三芳野村、西方に古墳多し。 古の鎌倉街道は青木及小沼の北境字別所より、青木の中央を南に貫き、字前谷原より名細村下広谷に通ぜしものゝ如く、青木に宿と称する処の存するは当時の宿駅の名残也。 今は宿東、宿西と二に分てり。
青木は七党丹党の青木氏の居りし処なるべく、或は精明村の青木より分れて此地に出でたるにや。 其館跡とも認定すべきもの、青木の西北境別所に存し、今も土居の跡を。 後世此地に観音堂を設け、小沼の東光寺、勝呂村塚越の西光寺の中問にありて、両寺の指揮する所なりしと云ふ。 鎌倉街道も此辺を通じ、館地たるに適せるが如し。
更に中小坂の西境に土俗呼で大穴と称する処、明に土塁の跡を存し、館跡なると一点の疑なしと雖、何人の居なりしや明ならず。 青木、中小坂共に名細村下広谷に近く、下広谷に存する北部二三個所、南部二三個所の館跡と或は多少の関係なくんばあらざるべし。

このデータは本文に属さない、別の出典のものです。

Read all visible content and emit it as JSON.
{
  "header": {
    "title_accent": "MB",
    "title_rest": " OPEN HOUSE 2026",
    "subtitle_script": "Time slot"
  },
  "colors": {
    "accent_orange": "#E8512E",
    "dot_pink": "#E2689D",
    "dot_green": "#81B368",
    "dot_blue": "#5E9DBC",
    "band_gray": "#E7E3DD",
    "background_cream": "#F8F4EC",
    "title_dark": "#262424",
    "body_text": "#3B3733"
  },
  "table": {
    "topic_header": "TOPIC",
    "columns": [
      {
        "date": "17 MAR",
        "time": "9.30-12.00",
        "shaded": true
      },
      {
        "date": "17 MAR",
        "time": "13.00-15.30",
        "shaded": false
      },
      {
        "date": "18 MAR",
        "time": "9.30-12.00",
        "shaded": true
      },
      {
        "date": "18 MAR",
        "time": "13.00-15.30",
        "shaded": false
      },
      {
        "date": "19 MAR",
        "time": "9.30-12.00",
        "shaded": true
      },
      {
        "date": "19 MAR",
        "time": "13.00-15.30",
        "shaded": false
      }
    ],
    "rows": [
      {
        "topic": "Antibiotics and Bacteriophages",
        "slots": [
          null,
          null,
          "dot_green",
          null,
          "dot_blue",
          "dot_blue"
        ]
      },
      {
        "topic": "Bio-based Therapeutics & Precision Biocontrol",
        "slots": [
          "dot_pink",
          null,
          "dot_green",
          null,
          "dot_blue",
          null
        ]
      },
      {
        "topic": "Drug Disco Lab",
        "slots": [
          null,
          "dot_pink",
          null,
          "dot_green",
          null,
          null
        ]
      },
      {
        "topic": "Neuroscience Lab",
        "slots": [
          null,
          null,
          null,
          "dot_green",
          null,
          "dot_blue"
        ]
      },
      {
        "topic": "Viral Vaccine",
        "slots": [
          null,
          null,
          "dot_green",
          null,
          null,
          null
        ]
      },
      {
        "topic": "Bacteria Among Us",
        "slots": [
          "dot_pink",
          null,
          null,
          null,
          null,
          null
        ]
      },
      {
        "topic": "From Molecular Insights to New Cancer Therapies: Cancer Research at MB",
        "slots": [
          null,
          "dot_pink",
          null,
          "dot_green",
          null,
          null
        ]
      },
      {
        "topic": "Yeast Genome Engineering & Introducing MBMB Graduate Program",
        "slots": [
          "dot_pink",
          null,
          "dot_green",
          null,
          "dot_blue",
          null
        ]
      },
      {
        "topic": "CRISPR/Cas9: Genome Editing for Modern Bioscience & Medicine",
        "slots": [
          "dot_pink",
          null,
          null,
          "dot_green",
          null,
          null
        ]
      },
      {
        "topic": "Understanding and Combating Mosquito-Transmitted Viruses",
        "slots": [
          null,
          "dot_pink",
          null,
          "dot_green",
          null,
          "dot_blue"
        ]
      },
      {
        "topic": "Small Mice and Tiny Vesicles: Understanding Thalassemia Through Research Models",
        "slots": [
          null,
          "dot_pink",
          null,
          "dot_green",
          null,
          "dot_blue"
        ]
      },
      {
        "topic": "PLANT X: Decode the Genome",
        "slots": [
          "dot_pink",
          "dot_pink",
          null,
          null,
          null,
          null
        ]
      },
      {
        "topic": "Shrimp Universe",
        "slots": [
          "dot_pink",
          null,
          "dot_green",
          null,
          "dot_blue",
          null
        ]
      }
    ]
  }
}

江戸時代に至て此辺一帯川越領釆地支配地相交はり、幕末に至て全部川越領となる。 明治二年川越藩となり、四年川越県となり、次て入間県(五大区一小区)となり、六年熊谷県、九年埼玉県となり、十二年入間高麗郡役所に属し、十七年横沼外四村連合となり、二十二年三芳野村と称す。